Morning traffic wreaks havoc with commute

Elliot Choi ’18

If you’re reading this, you’re probably a student, parent, or faculty member who was stuck in traffic this morning coming to school. Cars didn’t move, there was lots of beeping, and some drivers broke laws. You thought, “It shouldn’t be this annoying to come to school.”

In response to the problems created by traffic, James Busby, head of school, sent an email September 22 to parents reminding them to observe traffic laws and to allow extra time for arriving at school.

“For those of you [parents and guardians] who approach Buckley by driving up Stansbury, it is illegal and unsafe to drive around the line up of cars waiting to turn right,” Busby said in the email.

Busby said the school will be monitoring the Stansbury Avenue and Valley Vista Boulevard intersection and will impose penalties of up to $1500 if school drivers are observed to break laws. LAPD will also be stepping up patrols in the area according to Busby.

Administrators have said that the school has asked the city to consider adding a left turn lane on Valley Vista at Stansbury Avenue so that the flow of westbound traffic would move more smoothly.

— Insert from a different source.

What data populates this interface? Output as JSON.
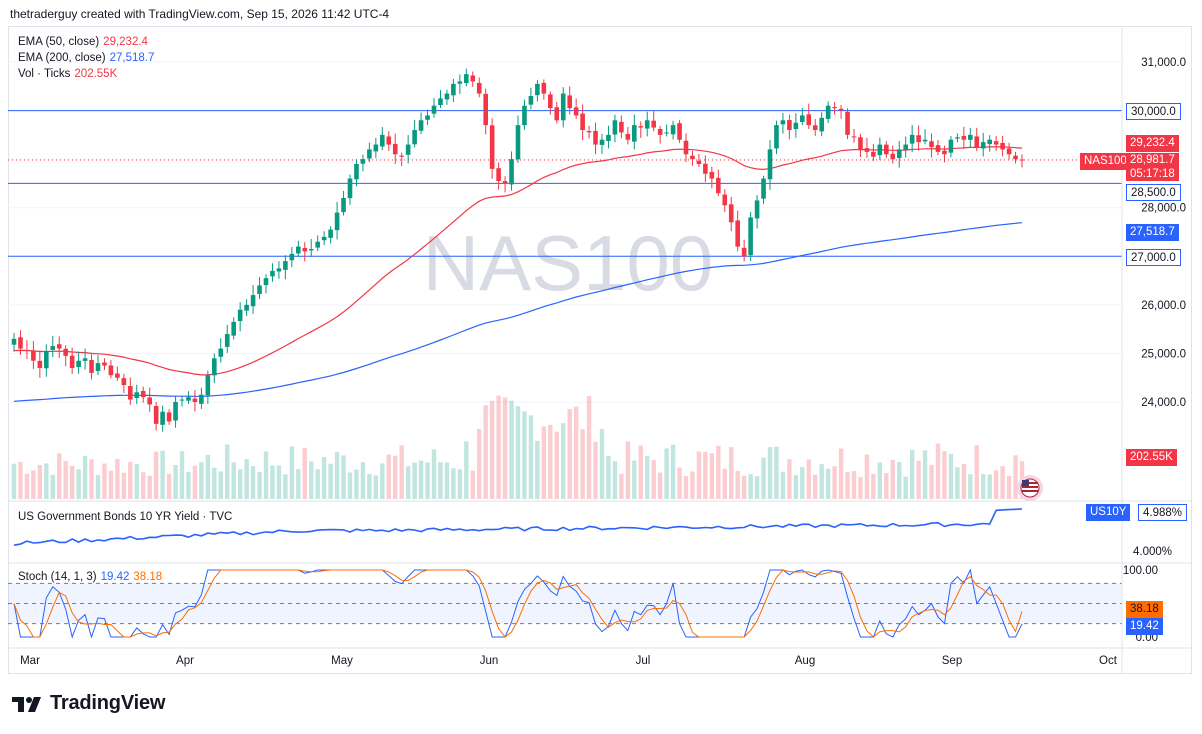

The school continues to require that families and student drivers carpool or take the bus and offers incentives to faculty to carpool.

“It [carpooling] would reduce the number of cars, and it would mitigate the traffic on our side,” Ellie Trotta, transportation coordinator, said.

The traffic results from drivers cutting through residential neighborhoods to avoid jammed freeways. In Sherman Oaks, drivers who are rushing to work every day are using Valley Vista to get to Beverly Glen and avoid the 405 freeway.

“That’s the problem,” senior Josh Miller said. “Our school is right next to Valley Vista, so consequently, there’s a lot of people going over the hill.”

The growing popularity of real-time maps such as Google Maps and Waze has allowed drivers to find shortcuts and alternate routes without getting lost.

Throughout Los Angeles residents of suburban neighborhoods have complained that more and more commuters are cutting through smaller side streets to avoid traffic on the major arteries, as reported by major news outlets. Police too have said that the popularity of these apps allows some drivers to bypass drunk driving checkpoints and “speed traps,” and those pose a danger to the public.

“Enforcing the rules may be a little harsh,” Trotta said,” but it’s for everybody’s benefit.”

Busby emphasized that safety is more important than arriving a few minutes late to campus.